Burman and O’Brien say that in Study 23, drug resistance probably was caused by a combination of culprits. What set the stage was probably immune suppression, which allowed mycobacteria to continue replicating later in the course of therapy, says Burman.
There’s also the possibility that the HIV-infected patients were having trouble absorbing isoniazid, rifabutin’s companion drug during the continuation phase. "It doesn’t take much INH to suppress replication," Burman notes. "Taken every day, you can probably get away with some malabsorption." But when dosing frequency is just twice a week, there may not be enough drug available for good suppression, he adds.

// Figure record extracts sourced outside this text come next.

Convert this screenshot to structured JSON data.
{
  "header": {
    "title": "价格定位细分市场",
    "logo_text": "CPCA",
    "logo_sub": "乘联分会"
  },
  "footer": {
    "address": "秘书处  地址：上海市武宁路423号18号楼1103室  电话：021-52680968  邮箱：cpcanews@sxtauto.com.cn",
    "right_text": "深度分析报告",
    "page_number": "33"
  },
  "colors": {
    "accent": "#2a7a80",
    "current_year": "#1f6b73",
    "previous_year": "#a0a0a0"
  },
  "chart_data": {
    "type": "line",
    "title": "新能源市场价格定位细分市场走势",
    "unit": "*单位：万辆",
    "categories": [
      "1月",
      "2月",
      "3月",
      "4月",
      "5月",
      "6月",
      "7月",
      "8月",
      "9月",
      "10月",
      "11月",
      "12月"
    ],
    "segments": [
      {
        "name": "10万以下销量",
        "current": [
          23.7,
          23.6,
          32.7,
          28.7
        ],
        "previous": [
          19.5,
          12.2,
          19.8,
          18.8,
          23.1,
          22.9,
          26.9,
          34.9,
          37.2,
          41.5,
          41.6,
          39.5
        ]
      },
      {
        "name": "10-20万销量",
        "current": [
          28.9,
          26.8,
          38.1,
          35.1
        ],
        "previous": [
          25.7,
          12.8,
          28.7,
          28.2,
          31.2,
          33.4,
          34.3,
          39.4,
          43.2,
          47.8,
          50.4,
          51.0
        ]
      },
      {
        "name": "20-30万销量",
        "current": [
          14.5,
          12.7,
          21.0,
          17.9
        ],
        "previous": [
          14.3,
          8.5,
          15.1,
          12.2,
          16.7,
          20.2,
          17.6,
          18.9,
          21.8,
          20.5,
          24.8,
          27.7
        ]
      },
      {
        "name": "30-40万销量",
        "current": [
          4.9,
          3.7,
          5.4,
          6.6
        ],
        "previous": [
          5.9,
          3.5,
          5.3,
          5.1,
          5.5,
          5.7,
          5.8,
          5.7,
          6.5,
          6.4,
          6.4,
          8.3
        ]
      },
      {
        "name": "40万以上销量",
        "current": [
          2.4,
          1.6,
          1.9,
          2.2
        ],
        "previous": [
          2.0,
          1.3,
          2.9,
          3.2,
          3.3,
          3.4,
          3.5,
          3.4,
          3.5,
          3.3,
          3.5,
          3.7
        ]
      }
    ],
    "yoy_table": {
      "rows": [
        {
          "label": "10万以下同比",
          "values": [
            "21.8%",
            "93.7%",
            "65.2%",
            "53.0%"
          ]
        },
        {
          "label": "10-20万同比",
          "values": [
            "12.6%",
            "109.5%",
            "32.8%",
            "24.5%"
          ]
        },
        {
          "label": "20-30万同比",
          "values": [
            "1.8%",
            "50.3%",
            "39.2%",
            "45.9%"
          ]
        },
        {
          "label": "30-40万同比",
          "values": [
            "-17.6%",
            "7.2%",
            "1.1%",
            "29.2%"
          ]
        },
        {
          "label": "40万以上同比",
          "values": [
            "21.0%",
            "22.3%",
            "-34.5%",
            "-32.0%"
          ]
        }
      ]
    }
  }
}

Pharmaco-kinetic mismatch magnified
With more actively replicating TB bugs still on the scene, the effect of the mismatch in half-lives of the two drugs was magnified, Burman and O’Brien say. Like rifapentine and INH, rifabutin and INH are metabolized at strikingly different rates. The result is that rifabutin is still hanging around many hours after INH has departed. "The strange thing is, we already knew about the half-life mismatch," says Burman. "We just didn’t think it would matter." The reason was that British trials had already shown that giving even one drug during the last four months of treatment yields very good results, Burman says. After all, by that time, a patient’s bacterial burden has been drastically reduced, and what bugs do remain aren’t replicating.
It was generally assumed, therefore, that treatment for the continuation phase was probably a lot like treating latent TB infection, so giving what amounted to monotherapy wouldn’t matter, TBTC experts reasoned. In hindsight, that probably applies to patients with competent immune systems, Burman says — not those who are severely immune-deficient.
Even though overall TB case totals for the nation continue to fall, the new recommendation shows why this is no time for funding cutbacks, Bishai says. "With these recommendations will have to come a commitment for support, since this adds to the expense of correct care," he says. "There’s been talk of cutting back in light of falling TB rates. Perhaps we should be thinking instead about adding to funding," he says. The development also underscores the urgent need to find better intermittent drug regimens, Bishai adds.
Reference
1. Notice to Readers: acquired rifamycin resistance in persons with advanced HIV disease being treated for active tuberculosis with intermittent rifamycin-based regimens. MMWR 2002; 10:214-215.